The spherical layers interact: auxiliary theories are derived from fundamental theories and principles; data confirm or deny theories; new theories may supersede older ones or even modify fundamental principles. (See model below.)
Here’s what’s important: science is neither purely theory nor purely a collection of facts. The facts have to be interpreted in terms of theory, and not just a particular theory, but a theory that is consistent with other theories and doesn’t violate fundamental principles. Moreover, even the fundamental principles can be modified. Newton’s principle of absolute space, absolute time, was shown not to hold if special relativity is correct.
So the operative theories change with time as new data and new theories come into play. Heat as a substance is disproved by Count Rumford’s cannon-boring experiments. The ether as a medium for electromagnetic waves is negated by the Michelson-Morley experiments. Mach and the Germans who didn’t believe in the reality of atoms and molecules can’t contest Perrin’s account of the evidence. The truths of science are NOT eternal, but temporal, unlike the truths of the Catholic Faith.
Even more importantly, here’s another set of questions to put to the advocates of “scientism” (science explains everything worth explaining). What can science tell you about ethics, beauty, what is good, what is true?
Science may answer “how” questions, but can never answer “why” questions:
• Why is there anything?
• Why do I exist?
• Why does science work?
Eugene Wigner put it well in The Unreasonable Effectiveness of Mathematics in the Natural Sciences: “The miracle of the appropriateness of the language of mathematics for the formulation of the laws of physics is a wonderful gift which we neither understand nor deserve.”

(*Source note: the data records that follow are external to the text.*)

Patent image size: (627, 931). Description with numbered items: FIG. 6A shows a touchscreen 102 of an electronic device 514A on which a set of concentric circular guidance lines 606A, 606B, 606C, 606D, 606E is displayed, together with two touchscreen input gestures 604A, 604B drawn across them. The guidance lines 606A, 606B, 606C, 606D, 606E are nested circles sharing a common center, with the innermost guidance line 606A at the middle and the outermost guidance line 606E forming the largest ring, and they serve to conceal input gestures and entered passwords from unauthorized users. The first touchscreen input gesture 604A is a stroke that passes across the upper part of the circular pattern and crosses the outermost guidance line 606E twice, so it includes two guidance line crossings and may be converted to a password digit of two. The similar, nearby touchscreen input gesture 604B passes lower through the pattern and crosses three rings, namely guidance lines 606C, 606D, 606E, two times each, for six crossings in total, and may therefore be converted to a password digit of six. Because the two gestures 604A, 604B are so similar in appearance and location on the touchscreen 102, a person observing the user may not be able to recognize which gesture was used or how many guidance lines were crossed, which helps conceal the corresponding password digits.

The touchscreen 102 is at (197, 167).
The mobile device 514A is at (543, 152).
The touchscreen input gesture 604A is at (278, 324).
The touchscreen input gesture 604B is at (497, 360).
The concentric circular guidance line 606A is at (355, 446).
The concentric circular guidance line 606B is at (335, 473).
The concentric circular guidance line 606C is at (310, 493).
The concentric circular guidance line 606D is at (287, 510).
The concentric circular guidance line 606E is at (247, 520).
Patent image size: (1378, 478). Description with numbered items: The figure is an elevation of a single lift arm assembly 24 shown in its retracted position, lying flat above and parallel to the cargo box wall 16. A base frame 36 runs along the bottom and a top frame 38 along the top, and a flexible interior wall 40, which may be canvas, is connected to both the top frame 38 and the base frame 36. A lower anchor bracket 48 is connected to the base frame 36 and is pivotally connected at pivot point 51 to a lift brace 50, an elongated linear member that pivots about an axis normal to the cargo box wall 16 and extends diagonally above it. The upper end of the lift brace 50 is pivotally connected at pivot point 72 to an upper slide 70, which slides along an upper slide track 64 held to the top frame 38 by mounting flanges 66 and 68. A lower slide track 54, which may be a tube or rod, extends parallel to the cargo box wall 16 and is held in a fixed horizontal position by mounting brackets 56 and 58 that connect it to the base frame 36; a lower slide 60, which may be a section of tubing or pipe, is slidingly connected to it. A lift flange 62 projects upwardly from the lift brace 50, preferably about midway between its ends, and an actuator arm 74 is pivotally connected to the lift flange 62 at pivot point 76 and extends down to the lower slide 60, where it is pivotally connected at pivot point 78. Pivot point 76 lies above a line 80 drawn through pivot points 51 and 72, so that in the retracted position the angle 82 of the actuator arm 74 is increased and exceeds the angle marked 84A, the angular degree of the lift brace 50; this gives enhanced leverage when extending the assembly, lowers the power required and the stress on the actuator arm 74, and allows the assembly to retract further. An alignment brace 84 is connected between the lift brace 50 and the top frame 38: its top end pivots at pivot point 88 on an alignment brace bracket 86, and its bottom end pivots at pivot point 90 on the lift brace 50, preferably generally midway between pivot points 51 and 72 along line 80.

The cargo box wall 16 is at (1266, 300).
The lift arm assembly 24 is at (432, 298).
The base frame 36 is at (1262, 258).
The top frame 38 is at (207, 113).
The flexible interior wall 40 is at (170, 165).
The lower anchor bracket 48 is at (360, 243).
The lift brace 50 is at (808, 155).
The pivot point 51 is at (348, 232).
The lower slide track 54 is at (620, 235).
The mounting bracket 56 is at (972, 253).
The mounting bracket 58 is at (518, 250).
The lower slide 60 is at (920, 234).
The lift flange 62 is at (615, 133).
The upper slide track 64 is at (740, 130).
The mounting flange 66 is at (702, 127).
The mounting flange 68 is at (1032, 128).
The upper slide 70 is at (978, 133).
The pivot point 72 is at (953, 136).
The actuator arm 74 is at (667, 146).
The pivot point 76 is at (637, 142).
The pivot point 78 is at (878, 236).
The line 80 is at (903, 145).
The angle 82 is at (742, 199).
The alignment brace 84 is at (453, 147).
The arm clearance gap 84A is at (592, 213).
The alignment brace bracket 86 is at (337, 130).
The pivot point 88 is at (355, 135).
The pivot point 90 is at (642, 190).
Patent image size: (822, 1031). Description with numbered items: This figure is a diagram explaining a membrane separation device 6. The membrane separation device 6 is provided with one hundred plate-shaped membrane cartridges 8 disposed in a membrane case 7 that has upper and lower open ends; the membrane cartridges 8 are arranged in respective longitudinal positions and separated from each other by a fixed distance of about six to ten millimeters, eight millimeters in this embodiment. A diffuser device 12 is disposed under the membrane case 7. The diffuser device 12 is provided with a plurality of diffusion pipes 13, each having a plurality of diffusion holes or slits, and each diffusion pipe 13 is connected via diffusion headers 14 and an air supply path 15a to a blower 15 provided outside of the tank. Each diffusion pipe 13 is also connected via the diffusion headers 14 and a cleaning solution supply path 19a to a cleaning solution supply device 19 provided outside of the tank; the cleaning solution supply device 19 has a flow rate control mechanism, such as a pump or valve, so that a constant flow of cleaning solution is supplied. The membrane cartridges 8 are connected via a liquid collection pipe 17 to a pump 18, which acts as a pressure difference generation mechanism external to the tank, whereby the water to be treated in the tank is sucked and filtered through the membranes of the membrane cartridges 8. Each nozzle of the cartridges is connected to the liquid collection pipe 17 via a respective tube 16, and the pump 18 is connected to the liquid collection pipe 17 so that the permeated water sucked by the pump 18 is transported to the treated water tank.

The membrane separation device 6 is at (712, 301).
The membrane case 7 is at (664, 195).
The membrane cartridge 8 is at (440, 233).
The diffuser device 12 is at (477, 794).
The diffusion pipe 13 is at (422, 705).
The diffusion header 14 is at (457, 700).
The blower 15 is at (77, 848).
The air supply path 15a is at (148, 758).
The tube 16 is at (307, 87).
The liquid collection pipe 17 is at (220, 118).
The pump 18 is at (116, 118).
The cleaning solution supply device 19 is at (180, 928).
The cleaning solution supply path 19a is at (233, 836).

• Why do we believe in God?
• Why do we seek the beautiful, the good?
• Why does music affect us?
The best answers to such questions are given in the Baltimore Catechism and in Holy Scripture:Why did God make you?
God made me to know Him, to love Him, and to serve Him in this world, and to be happy with Him forever in heaven
—Question 6, Lesson the First, Baltimore Catechism #1
and in Psalm 19A:
The heavens declare the glory of God; and the firmament sheweth his handywork.
Day unto day uttereth speech, and night unto night sheweth knowledge.
There is no speech nor language, where their voice is not heard.—Psalm 19 (KJV)
So there is where I look for answers.